É certo que desde 2015 muitos outros casos foram divulgados. No entanto, os
seis exemplos acima revelam a amplitude, a atualidade e as diferentes perspectivas
que se lançam sobre o tema violência contra a mulher, particularmente quando ocorre
no espaço doméstico ou familiar. Isto é, no qual existem relações de proximidade ou
parentesco entre autor e vítima. Seja no Brasil ou no exterior, as notícias cotidianas
retratam casos desse tipo que não cessam de ocorrer, tanto no âmbito privado como
no público. Leis são promulgadas, o sistema de proteção e responsabilização
aperfeiçoa-se e, contudo, algo da ordem da desigualdade de gênero insiste em
apresentar-se sob modos múltiplos de violência, quase que independentemente da
faixa etária ou do padrão socioeconômico em questão.

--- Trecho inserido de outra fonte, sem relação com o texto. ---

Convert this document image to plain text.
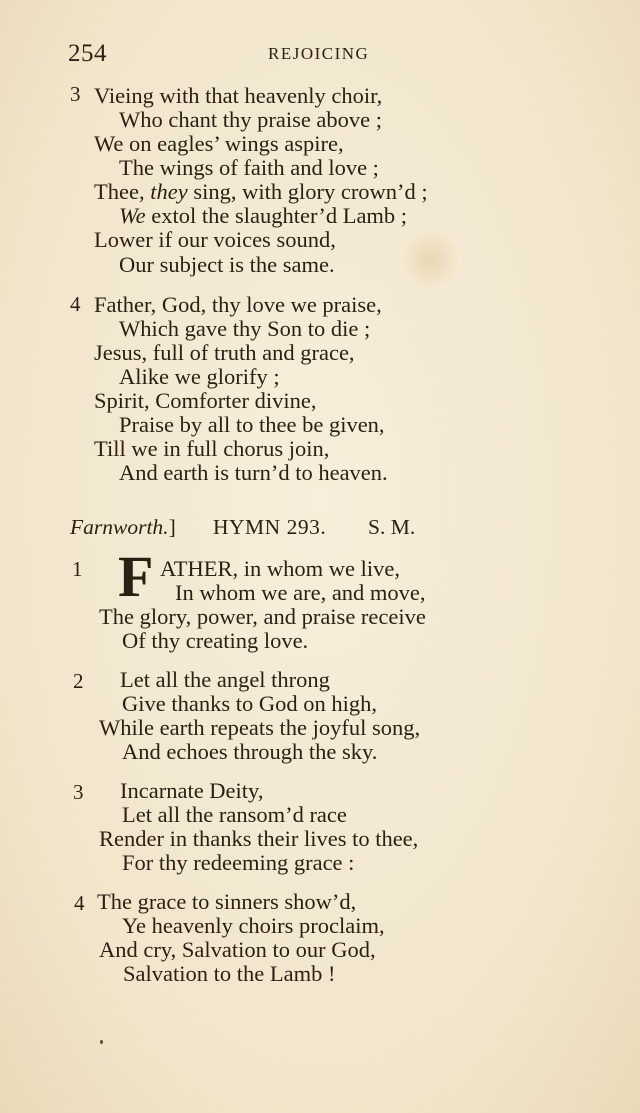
254	REJOICING
3 Vieing with that heavenly choir,
Who chant thy praise above ;
We on eagles’ wings aspire,
The wings of faith and love ;
Thee, they sing, with glory crown’d ;
We extol the slaughter’d Lamb ;
Lower if our voices sound,
Our subject is the same.
4 Father, God, thy love we praise,
Which gave thy Son to die ;
Jesus, full of truth and grace,
Alike we glorify ;
Spirit, Comforter divine,
Praise by all to thee be given,
Till we in full chorus join,
And earth is turn’d to heaven.
Farnworth.] HYMN 293. S. M.
1 F ATHER, in whom we live,
In whom we are, and move,
The glory, power, and praise receive
Of thy creating love.
2 Let all the angel throng
Give thanks to God on high,
While earth repeats the joyful song,
And echoes through the sky.
3 Incarnate Deity,
Let all the ransom’d race
Render in thanks their lives to thee,
For thy redeeming grace :
4 The grace to sinners show’d,
Ye heavenly choirs proclaim,
And cry, Salvation to our God,
Salvation to the Lamb !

Nesse cenário, o que se pode entender por ‘violência contra a mulher’? Qual a
sua tipologia e prevalência? Que legislações existem e quais questões e polêmicas
suscitam? Com a Lei Maria da Penha, o que mudou nas possibilidades de garantia de
direitos e responsabilização? De que modo a sociedade percebe o fenômeno da
violência doméstica ou familiar contra a mulher? Essas são algumas das perguntas
que guiam a investigação realizada aqui.
As notícias acima retratam tipos de violência contra a mulher que ocorrem no
universo privado e cujos efeitos transbordam para o espaço público. Essa porosidade
entre privado e público tem várias implicações e acaba também por fazer ecoar um
lema utilizado anteriormente pelo movimento feminista: “O pessoal é político”. A
mudança do entendimento de que nem tudo que ocorre no âmbito privado deve ficar
ali encerrado abre novas possibilidades de respostas e de questionamentos ao que se
define como violência doméstica ou familiar. Da mesma forma, instaura outros modos
de recusa à perpetuação dessas situações e de formas de responsabilização,
completando o que se apresenta como objeto de análise aqui.